How does an octopus eat?
Cephalopods are marine creatures that include octopuses, squids, and cuttlefish.
Their distinctive feature is their flexible bodies that allow them to fit into unusually shaped or small spaces.
Cephalopods make up the class of mollusks with about 800 living species.
All have eight sucker-equipped arms and two longer tentacles that they use for capturing prey.
They also use them for gathering information about their surroundings using touch receptors called cephalic lobes.
What Are Octopuses?
The octopus is a cephalopod without a shell and has the largest brain-to-body ratio of any invertebrate.
The octopus is a carnivore with an appetite for fish, crabs, lobsters, clams, and snails.
They are widespread throughout the world’s oceans.
However, the octopus prefers the more temperate coastal waters with plentiful crevices that it can hide in.
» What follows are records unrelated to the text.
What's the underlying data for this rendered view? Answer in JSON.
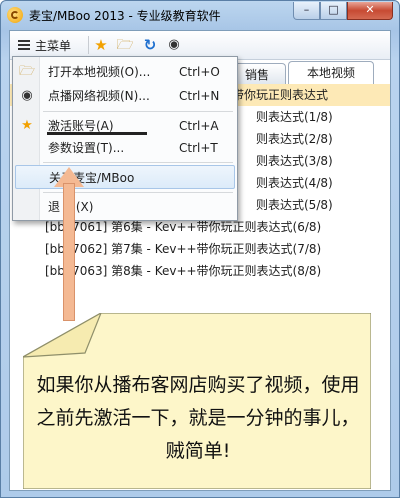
{
  "window": {
    "title": "麦宝/MBoo 2013 - 专业级教育软件",
    "minimize_glyph": "–",
    "maximize_glyph": "□",
    "close_glyph": "✕"
  },
  "toolbar": {
    "menu_label": "主菜单",
    "icons": [
      "star-icon",
      "folder-open-icon",
      "refresh-icon",
      "eye-icon"
    ]
  },
  "tabs": [
    {
      "label": "销售",
      "active": false
    },
    {
      "label": "本地视频",
      "active": true
    }
  ],
  "list": {
    "rows": [
      {
        "text": "带你玩正则表达式",
        "selected": true
      },
      {
        "text": "则表达式(1/8)"
      },
      {
        "text": "则表达式(2/8)"
      },
      {
        "text": "则表达式(3/8)"
      },
      {
        "text": "则表达式(4/8)"
      },
      {
        "text": "则表达式(5/8)"
      },
      {
        "text": "[bbl 7061] 第6集 - Kev++带你玩正则表达式(6/8)"
      },
      {
        "text": "[bbl 7062] 第7集 - Kev++带你玩正则表达式(7/8)"
      },
      {
        "text": "[bbl 7063] 第8集 - Kev++带你玩正则表达式(8/8)"
      }
    ]
  },
  "menu": {
    "items": [
      {
        "label": "打开本地视频(O)...",
        "shortcut": "Ctrl+O",
        "icon": "folder-icon"
      },
      {
        "label": "点播网络视频(N)...",
        "shortcut": "Ctrl+N",
        "icon": "eye-icon"
      },
      {
        "label": "激活账号(A)",
        "shortcut": "Ctrl+A",
        "icon": "star-icon"
      },
      {
        "label": "参数设置(T)...",
        "shortcut": "Ctrl+T",
        "icon": ""
      },
      {
        "label": "关于麦宝/MBoo",
        "shortcut": "",
        "icon": ""
      },
      {
        "label": "退 出(X)",
        "shortcut": "",
        "icon": ""
      }
    ]
  },
  "note": {
    "text": "如果你从播布客网店购买了视频，使用之前先激活一下，就是一分钟的事儿，贼简单!"
  },
  "colors": {
    "accent_selection": "#fde9b6",
    "note_fill": "#fdf6c9",
    "arrow_fill": "#f4b993",
    "close_button": "#c74a33"
  }
}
An octopus is a solitary animal that does not travel in groups.
It lives alone because the only time it eats is when it hunts.
This means that if an octopus can eat another one of its kind then it would compete for food.
What is an Octopus’ Eating Habits?
Before an octopus eats, it turns its body into a boneless mass so it can enter very small areas.
Then, it pours digestive juices onto its food which are about ten times stronger than stomach acid.
After the muscles go limp, the prey is turned around in the octopus’ mouth until it can be moved into the throat and swallowed.
The food is then passed through a long esophagus to the crop, where it is stored until it can pass into the gizzard.
In there, sharp pieces of shell grind against one another, breaking up the shells and turning them into sand that is shot out through a narrow tube called an exhaust siphon.
Then the octopus eats as much as it wants and leaves the rest of the food to settle before eating more.